Have you benefitted from the work of the BC Children’s Hospital? If you have, Cooper’s Foods hopes you’ll share your story with the rest of the community.

Sure, it sounds little odd… why would a supermarket care about something like that? But, as it turns out, there’s a very good point to it.

For two weeks starting this coming Sunday, Feb. 28, the store will send $5 for every 1,000 Save-On-More points that customers donate.

“Our promotion for the two weeks is called This is Why,” says Cooper’s official Geri Sanborn. “We would like to ask the community for stories about their experience with the Children’s Hospital and who in our community the BC Children’s Hospital has helped in the past.”
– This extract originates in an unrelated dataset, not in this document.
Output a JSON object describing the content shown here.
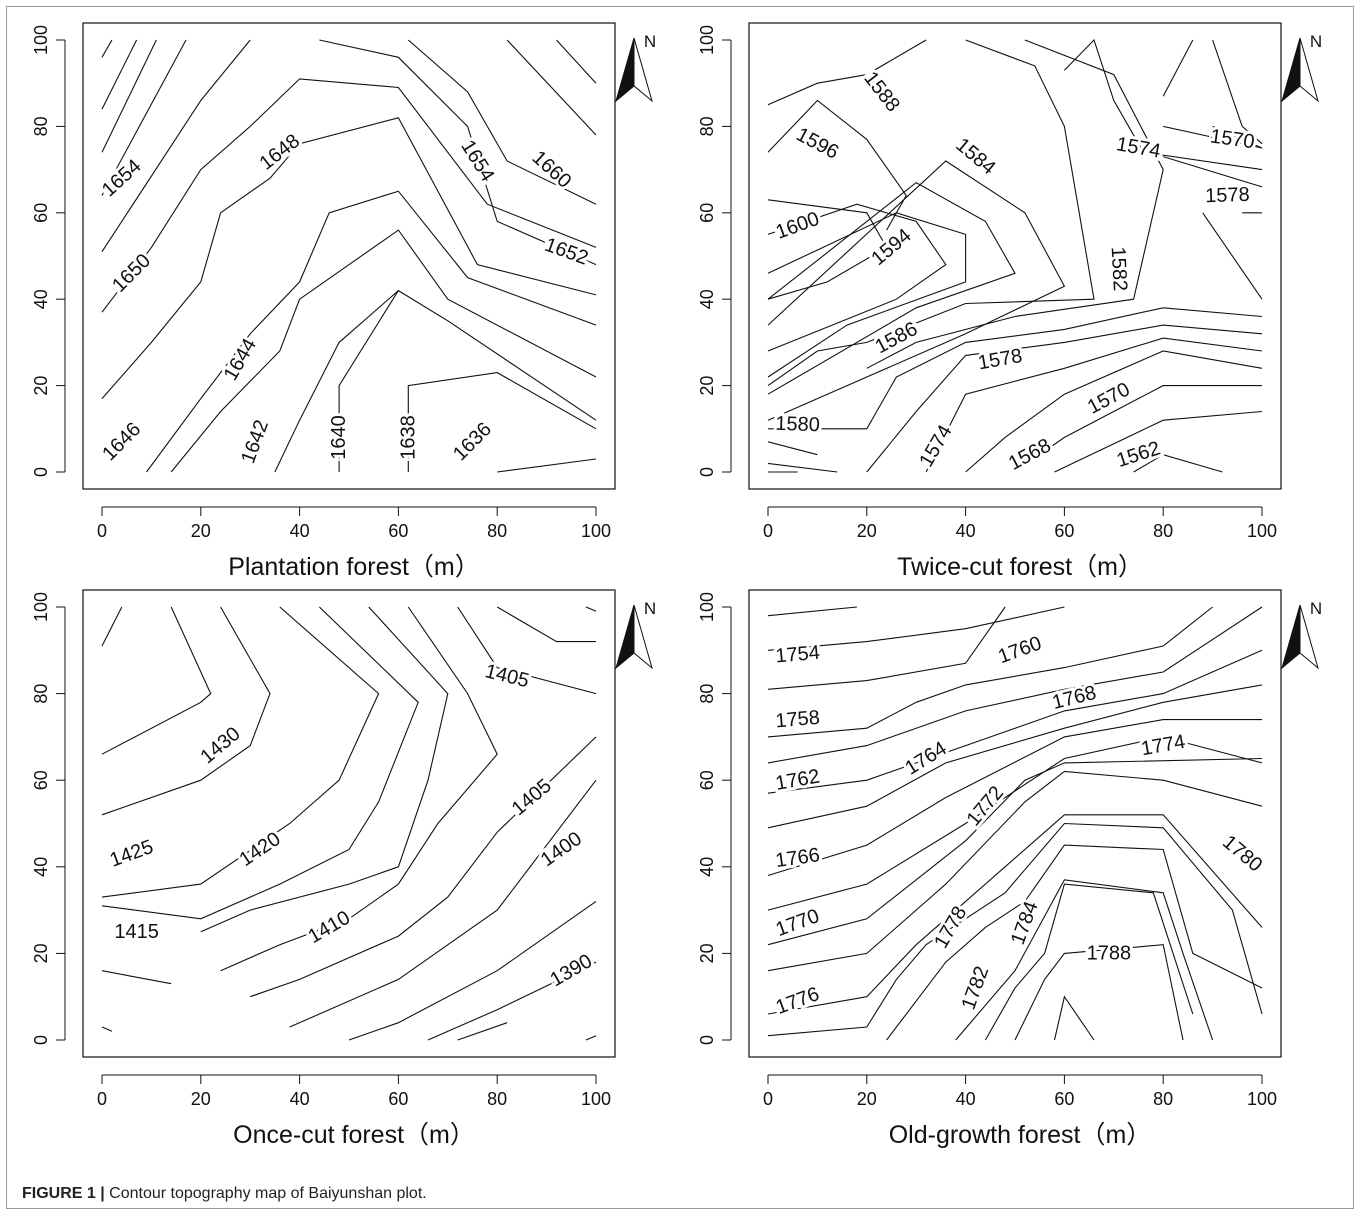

Sanborn said she hopes people who have been helped by the hBC Children’s Hospital will drop off a photo and a short story about their experience with Sonja or Keitha at Cooper’s.

Their stories and photos will be posted on a board near the produce department.
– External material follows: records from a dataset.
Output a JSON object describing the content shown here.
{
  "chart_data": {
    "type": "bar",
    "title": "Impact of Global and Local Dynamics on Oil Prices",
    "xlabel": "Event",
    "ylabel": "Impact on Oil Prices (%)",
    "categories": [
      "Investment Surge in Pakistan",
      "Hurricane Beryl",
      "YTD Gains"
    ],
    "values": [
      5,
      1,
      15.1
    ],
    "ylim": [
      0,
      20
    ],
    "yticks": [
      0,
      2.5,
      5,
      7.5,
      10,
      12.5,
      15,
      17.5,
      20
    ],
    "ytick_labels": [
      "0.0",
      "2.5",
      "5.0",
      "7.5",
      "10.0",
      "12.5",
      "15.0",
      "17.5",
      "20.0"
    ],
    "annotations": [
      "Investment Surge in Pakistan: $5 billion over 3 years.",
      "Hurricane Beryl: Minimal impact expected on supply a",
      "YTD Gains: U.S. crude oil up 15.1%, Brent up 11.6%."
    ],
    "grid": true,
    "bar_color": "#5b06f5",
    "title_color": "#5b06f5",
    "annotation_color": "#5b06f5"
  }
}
Do you have a story you’d like to share?


Speaking of stories, three people have written The Current and two others stopped me in the street to see if I had heard about Revelstoke’s connection with the Olympics.

Here’s what reader Angus Woodman e-mailed me this morning: “I didn’t see it but apparently gold skeleton winner, Jon Montgomery, in an interview immediately after his victory mentioned a connection with Revelstoke… getting his turtle helmet design after — on the way to a training run — he picked up a turtle to see it safely across the road. I bring this up because it’s a neat connection (and I never knew he trained in Rev) — and we have been involved in improving the habitat/awareness around the blue-listed western painted turtle population in that area for many years.”
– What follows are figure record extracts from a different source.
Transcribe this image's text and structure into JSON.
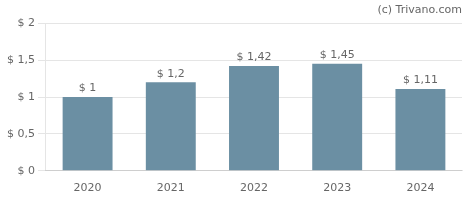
{
  "chart_data": {
    "type": "bar",
    "annotations": [
      "(c) Trivano.com"
    ],
    "categories": [
      "2020",
      "2021",
      "2022",
      "2023",
      "2024"
    ],
    "values": [
      1.0,
      1.2,
      1.42,
      1.45,
      1.11
    ],
    "value_labels": [
      "$ 1",
      "$ 1,2",
      "$ 1,42",
      "$ 1,45",
      "$ 1,11"
    ],
    "data_labels": true,
    "color": "#6b8fa3",
    "ylim": [
      0,
      2.0
    ],
    "yticks": [
      {
        "value": 0,
        "label": "$ 0"
      },
      {
        "value": 0.5,
        "label": "$ 0,5"
      },
      {
        "value": 1.0,
        "label": "$ 1"
      },
      {
        "value": 1.5,
        "label": "$ 1,5"
      },
      {
        "value": 2.0,
        "label": "$ 2"
      }
    ],
    "grid": "y"
  }
}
That’s not the only Revelstoke-Olympic connection, either. There is the podium (see the image posted at https://legacy.revelstokecurrent.com//2010/02/23/hey-we-really-do-own-the-podium/) and there are also local people who have gone down to the Lower Mainland to work behind the scenes. Buck Corrigan from the Revelstoke SAR unit, Parks Canada’s Zuzana Driediger and her search dog Hero and the RCMP’s Sgt. Doug Morris and Const. Roseanne Padula are all down there working on capacity or another on ensuring that the Olympics are safe.

And then there’s local native sculptress Audrey Nanimahoo. She and her husband Bill are in Vancouver where she is exhibiting her work in the native arts pavilion. Other local artists (Cherie Van Overbeke, Jacquie Pendergast, Sandra Flood, Tina Lindegaard, Gwen Lips, Sue Davies, Cecilia Lea, Kip Wiley, Lyle Griesdale, Shannon Robinson, Nicola McGarry and Rachel Kelly) who participated in the first two Art in the Park projects sponsored by the Friends of Mount Revelstoke and Glacier, Parks Canada and the Visual Arts Centre are also showing their fantastic work in Richmond during the Olympics.